CEO da Gooroo Crédito explica como o uso do FGTS como garantia e teto de juros de 1,99% ao mês fortalecem a concorrência entre instituições financeiras e ampliam as oportunidades para trabalhadores com carteira assinada
São Paulo, julho de 2026 - A regulamentação do uso do Fundo de Garantia do Tempo de Serviço (FGTS) como garantia nas operações do Crédito do Trabalhador inaugura uma nova dinâmica no mercado de crédito consignado privado. Ao estabelecer um teto de juros de 1,99% ao mês para operações que utilizarem essa modalidade de garantia, a medida amplia a concorrência entre as instituições financeiras, reduz o custo do crédito e coloca o trabalhador em uma posição mais favorável na hora de contratar um empréstimo.
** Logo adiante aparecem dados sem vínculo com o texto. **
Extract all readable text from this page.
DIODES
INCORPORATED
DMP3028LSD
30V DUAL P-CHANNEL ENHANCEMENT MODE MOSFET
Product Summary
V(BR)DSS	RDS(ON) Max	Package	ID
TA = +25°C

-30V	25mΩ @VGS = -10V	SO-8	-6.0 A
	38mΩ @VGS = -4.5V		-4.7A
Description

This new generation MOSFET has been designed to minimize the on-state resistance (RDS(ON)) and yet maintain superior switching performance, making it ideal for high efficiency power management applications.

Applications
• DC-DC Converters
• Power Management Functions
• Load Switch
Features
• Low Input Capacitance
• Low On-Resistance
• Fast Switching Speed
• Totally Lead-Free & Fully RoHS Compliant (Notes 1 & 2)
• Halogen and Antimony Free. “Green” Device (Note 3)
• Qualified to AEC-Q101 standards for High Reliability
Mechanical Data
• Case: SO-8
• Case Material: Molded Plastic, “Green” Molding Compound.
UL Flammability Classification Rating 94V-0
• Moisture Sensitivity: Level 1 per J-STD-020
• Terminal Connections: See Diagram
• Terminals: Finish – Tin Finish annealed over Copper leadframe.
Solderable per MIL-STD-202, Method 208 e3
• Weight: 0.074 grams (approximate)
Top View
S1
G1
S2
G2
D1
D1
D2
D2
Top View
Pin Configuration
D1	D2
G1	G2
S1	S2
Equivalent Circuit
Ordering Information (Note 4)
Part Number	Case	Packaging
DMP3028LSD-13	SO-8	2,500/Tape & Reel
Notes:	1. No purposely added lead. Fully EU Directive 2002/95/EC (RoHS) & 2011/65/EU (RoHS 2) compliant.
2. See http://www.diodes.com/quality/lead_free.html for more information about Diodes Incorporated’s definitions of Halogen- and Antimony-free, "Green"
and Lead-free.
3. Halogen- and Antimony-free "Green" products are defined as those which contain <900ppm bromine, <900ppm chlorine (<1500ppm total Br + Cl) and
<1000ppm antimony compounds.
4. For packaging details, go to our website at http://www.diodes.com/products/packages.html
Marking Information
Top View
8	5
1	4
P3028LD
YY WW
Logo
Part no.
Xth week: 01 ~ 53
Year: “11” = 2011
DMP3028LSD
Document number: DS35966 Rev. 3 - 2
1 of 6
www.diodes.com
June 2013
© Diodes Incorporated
Na avaliação de Rodolfo Takahashi, CEO da Gooroo Crédito, fintech especializada em Crédito do Trabalhador, a principal mudança está no equilíbrio das relações entre consumidores e instituições financeiras. "Durante muito tempo, o acesso às melhores condições de crédito dependia do perfil do cliente ou do relacionamento que ele mantinha com determinado banco. Com a padronização das garantias e um limite para as taxas de juros, o trabalhador ganha mais poder de negociação e passa a contar com um mercado muito mais competitivo”, afirma.
Segundo o especialista, a regulamentação também reduz uma das principais barreiras para a concessão de crédito: o risco das operações. "Ao utilizar parte do FGTS como garantia, o risco para as instituições diminui. Isso permite que mais bancos disputem esse cliente, criando um ambiente de maior concorrência. No fim da cadeia, quem se beneficia é o trabalhador, que passa a encontrar ofertas mais atrativas e compatíveis com sua capacidade financeira”, comenta Takahashi.
Outro ponto destacado pelo executivo é que a medida democratiza o acesso ao crédito de menor custo. Na prática, trabalhadores que antes enfrentavam dificuldades para conseguir financiamento em condições favoráveis passam a ter mais alternativas, sem depender exclusivamente da instituição em que possuem conta. "O trabalhador deixa de ficar restrito às condições oferecidas pelo seu banco e passa a ter liberdade para comparar propostas de diferentes instituições. Essa concorrência é saudável porque pressiona o mercado a oferecer taxas menores, maior transparência e melhores condições de contratação”.
Além da redução dos juros, a regulamentação também traz mais segurança ao consumidor. O saldo do FGTS permanece na conta vinculada do trabalhador e somente poderá ser utilizado nas hipóteses previstas na legislação, funcionando exclusivamente como garantia da operação. Para o porta-voz, isso representa uma evolução importante na educação financeira do país.
"O crédito deixa de ser uma solução emergencial, normalmente associada a juros elevados, e passa a ser um instrumento de planejamento financeiro. Quando o trabalhador consegue acessar recursos com taxas menores, ele pode substituir dívidas mais caras, reorganizar o orçamento e preservar sua saúde financeira", afirma.
Entre os principais benefícios trazidos pela nova regulamentação, o especialista destaca:juros limitados a 1,99% ao mês nas operações com garantia;
aumento da concorrência entre bancos e instituições financeiras;
maior poder de negociação para o trabalhador;
possibilidade de comparar ofertas antes da contratação;
ampliação do acesso ao crédito consignado privado;
redução do custo total dos empréstimos;
menor risco de superendividamento.
Por fim, Rodolfo ressalta que a combinação entre garantias mais robustas e maior competição entre as instituições representa um avanço importante para o mercado brasileiro de crédito.
"Quando todos os participantes operam com regras mais equilibradas, o mercado se torna mais eficiente. O trabalhador ganha mais opções, as instituições competem pela qualidade das ofertas e o crédito passa a cumprir melhor seu papel de apoiar a organização financeira das famílias. É uma mudança que beneficia toda a cadeia”, conclui.